- Born: c. 1205
- Died: 1292
- Occupations: Geographer, Traveler, businessman
- Notable work: Tarikh al-Mustansir

= Ibn al-Mujawir =

Medieval muslim traveller

Abu al-Fath Jamal al-Din Yusuf bin Yaqoub bin Muhammad Al Shaybani Al Dimashqi (أبو الفتح جمال الدين يوسف بن يعقوب ابن محمد), better known as Ibn al-Mujawir (c. 1205–1292) was a Yemeni historian, traveler and businessman. He is known for his travelogue Tarikh al-Mustabsir or Tarikh al-Mustansir (Chronicle of an intelligent observer), a travel chronicle describing cities, commerce, local dynasties and social mores of the southern Arabian Peninsula. The chronicle is an important source for the economic history and popular life of the southern areas of the Arabian Peninsula and the isle of Socotra in the early 13th century.

He travelled from Mecca south through the Red Sea, and along the southern coast of the Arabian Peninsula to the Persian Gulf.

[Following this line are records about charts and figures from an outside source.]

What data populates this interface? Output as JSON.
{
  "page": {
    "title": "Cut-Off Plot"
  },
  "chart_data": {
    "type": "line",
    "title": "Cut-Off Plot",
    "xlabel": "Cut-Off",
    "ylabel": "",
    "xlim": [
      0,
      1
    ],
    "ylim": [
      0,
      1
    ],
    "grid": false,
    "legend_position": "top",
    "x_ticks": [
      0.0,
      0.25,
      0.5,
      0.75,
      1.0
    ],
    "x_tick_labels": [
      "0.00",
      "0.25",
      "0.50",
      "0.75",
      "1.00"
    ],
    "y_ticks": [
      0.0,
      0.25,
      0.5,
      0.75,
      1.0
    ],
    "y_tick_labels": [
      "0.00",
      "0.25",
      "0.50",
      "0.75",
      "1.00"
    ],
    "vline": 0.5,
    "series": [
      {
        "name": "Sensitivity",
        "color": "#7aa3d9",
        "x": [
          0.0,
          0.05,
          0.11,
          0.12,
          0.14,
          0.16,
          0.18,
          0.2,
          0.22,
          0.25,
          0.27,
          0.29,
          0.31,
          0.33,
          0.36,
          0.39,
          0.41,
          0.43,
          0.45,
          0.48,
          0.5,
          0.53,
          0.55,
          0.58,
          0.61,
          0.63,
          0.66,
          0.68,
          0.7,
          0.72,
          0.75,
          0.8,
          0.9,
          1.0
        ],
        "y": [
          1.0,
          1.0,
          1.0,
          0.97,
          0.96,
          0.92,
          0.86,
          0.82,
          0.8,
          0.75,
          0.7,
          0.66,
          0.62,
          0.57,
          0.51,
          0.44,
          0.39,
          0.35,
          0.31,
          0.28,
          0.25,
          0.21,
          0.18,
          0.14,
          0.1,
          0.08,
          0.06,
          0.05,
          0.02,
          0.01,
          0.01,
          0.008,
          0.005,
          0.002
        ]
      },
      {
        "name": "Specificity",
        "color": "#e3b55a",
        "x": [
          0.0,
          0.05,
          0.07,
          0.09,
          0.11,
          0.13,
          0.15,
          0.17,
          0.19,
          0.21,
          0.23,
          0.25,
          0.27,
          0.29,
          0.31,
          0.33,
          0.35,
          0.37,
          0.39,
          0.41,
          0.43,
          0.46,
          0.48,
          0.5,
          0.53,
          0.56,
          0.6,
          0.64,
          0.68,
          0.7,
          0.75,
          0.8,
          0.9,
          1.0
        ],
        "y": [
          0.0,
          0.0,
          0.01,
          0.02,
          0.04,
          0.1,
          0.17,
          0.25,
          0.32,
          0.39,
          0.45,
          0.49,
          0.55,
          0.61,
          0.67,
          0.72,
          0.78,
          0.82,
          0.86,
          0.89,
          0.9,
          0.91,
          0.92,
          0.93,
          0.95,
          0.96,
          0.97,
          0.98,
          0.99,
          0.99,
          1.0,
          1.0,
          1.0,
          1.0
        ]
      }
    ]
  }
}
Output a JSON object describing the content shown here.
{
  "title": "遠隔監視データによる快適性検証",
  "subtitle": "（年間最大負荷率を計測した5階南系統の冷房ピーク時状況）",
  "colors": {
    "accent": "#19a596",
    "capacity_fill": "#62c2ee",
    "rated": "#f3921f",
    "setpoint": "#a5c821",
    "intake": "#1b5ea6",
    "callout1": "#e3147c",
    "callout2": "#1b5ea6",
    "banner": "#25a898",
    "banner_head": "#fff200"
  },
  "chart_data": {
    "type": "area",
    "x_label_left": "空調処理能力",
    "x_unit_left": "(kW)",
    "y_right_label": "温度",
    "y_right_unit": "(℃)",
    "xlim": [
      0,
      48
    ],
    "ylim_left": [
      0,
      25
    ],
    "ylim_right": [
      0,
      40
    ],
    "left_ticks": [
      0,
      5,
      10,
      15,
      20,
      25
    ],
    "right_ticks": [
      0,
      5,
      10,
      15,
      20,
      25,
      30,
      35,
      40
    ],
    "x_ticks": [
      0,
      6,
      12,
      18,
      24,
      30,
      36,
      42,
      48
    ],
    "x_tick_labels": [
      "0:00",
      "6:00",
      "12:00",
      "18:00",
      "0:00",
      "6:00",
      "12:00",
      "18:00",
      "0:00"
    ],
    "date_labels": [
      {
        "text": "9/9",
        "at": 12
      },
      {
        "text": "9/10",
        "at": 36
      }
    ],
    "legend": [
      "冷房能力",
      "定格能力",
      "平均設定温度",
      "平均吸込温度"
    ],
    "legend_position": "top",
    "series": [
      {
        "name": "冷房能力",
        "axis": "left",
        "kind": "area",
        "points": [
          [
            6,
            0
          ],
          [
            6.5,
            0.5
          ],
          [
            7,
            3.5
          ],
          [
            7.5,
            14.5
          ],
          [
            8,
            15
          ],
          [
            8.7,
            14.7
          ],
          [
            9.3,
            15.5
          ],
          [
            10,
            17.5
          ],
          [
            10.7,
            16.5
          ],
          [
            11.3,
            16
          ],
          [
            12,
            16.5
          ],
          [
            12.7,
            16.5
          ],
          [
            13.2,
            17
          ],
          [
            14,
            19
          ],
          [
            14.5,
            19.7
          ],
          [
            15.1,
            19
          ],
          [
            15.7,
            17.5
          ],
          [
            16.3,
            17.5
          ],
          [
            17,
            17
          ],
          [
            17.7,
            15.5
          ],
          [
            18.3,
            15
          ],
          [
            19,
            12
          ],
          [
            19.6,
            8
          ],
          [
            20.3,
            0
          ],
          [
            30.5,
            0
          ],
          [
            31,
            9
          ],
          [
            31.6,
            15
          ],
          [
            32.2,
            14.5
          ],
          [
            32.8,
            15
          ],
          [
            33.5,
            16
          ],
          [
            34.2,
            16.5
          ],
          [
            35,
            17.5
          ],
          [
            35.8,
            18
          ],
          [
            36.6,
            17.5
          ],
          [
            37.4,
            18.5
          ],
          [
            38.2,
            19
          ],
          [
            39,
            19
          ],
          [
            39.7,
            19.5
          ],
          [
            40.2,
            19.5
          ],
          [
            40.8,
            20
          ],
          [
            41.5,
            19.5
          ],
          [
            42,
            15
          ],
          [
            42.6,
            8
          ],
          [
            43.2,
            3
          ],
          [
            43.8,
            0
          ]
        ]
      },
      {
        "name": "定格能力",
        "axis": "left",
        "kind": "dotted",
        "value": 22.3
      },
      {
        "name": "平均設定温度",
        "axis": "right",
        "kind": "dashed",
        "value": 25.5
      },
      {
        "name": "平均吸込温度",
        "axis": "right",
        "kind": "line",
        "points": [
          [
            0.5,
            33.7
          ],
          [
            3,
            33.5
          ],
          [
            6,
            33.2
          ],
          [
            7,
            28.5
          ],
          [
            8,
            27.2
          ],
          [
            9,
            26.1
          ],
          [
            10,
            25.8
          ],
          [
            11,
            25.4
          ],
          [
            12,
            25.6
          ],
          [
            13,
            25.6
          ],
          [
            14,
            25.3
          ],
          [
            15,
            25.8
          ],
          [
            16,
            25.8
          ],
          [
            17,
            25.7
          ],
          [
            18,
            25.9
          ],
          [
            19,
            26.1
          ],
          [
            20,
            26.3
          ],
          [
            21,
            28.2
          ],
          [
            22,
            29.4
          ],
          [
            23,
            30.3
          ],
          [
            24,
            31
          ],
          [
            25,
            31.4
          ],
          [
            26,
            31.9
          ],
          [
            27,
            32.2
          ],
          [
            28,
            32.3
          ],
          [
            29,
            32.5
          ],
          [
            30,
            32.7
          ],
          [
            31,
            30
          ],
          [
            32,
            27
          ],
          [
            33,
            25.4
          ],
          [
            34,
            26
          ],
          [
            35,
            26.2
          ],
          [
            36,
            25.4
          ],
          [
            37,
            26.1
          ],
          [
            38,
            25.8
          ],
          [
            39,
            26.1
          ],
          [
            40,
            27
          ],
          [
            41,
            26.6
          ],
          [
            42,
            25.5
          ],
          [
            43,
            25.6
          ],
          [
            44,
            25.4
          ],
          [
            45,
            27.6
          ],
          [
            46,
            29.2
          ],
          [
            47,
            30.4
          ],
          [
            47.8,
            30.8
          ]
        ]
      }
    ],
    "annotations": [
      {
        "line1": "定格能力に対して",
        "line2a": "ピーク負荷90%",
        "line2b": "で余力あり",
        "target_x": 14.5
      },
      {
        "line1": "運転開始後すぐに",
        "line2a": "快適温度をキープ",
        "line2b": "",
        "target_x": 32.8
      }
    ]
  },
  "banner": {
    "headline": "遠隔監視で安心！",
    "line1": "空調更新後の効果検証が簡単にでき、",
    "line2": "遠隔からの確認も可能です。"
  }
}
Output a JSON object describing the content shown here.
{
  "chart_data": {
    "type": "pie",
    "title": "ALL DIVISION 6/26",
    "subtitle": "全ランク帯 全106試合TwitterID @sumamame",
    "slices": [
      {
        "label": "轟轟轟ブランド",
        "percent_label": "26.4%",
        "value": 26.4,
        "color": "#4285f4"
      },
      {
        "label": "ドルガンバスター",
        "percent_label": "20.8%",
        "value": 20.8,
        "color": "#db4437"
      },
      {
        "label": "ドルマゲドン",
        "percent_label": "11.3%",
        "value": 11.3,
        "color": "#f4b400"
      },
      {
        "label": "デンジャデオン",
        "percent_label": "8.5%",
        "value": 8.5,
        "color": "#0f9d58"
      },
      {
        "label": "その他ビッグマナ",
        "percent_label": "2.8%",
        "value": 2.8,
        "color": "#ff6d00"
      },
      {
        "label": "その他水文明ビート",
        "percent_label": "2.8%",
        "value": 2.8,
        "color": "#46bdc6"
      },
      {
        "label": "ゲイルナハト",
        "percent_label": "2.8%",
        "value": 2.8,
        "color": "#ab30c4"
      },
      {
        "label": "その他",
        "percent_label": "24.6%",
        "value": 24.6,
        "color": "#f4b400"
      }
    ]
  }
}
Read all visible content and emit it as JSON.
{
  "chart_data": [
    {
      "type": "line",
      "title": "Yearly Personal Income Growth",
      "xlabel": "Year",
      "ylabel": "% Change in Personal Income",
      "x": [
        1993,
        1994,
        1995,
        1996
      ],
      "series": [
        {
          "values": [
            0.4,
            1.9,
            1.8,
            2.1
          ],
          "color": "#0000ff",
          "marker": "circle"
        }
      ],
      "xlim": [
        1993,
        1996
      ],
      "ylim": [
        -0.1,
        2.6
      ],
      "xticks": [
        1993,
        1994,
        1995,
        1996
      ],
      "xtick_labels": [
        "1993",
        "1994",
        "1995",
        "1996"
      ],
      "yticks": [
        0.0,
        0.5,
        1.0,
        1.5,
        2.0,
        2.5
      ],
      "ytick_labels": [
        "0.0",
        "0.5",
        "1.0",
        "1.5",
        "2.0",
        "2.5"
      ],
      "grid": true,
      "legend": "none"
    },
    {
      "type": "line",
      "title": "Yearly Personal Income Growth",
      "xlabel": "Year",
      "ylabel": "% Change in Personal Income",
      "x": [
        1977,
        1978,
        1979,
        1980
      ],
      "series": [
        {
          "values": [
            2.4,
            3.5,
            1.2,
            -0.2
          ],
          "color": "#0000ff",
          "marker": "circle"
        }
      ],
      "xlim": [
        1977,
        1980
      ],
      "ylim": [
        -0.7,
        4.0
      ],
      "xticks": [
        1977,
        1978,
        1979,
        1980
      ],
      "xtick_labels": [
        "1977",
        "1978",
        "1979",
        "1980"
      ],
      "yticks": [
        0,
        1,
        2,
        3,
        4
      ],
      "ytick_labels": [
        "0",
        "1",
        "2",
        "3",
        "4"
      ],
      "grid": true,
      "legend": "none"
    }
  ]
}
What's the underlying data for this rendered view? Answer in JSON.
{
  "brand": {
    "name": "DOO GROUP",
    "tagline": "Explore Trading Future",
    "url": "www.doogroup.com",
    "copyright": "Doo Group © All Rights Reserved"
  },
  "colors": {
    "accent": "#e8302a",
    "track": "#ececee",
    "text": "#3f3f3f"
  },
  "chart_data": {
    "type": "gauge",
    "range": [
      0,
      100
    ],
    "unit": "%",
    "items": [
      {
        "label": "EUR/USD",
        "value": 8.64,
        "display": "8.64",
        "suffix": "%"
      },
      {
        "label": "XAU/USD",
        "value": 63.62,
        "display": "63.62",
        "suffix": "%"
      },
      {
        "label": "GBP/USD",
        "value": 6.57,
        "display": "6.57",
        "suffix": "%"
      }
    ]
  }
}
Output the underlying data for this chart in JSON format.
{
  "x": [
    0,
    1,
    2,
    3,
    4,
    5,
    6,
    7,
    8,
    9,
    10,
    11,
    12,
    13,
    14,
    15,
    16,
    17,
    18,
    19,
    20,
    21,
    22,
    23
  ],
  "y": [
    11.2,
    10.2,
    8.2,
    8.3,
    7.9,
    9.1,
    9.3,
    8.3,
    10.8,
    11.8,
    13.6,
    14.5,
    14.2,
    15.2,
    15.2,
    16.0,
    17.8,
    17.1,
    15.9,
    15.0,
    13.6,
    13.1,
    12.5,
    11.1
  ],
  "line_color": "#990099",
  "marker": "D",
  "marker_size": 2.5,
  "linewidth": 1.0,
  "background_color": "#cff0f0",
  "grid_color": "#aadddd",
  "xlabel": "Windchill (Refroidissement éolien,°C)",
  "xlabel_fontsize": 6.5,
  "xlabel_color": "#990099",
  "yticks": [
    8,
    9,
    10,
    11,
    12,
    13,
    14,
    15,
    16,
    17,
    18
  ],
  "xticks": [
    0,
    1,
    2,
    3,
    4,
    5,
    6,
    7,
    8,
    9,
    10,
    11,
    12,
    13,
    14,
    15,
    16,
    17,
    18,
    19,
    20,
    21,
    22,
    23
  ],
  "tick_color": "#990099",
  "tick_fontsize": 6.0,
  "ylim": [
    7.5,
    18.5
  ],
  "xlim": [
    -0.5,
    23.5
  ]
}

In Aden, at that time at the beginning of its medieval prosperity under the Ayyubids, he observed the activities of the port to report on its administration, taxes, markets, customs, currency, weights and measures. His route then continued along the southern coast of Arabia, where he described the historical connections of the Gulf of Aden to India adapting the Indian epic of the Ramayana.

He described the habits of the people: buildings, dress, agriculture, food and history. He also had an ear for their manners, tales and myths. He described maritime contacts between Madagascar, the East African coast, Aden and Siraf, the Persian golf port. He mapped cities in the style of the Balkhi school.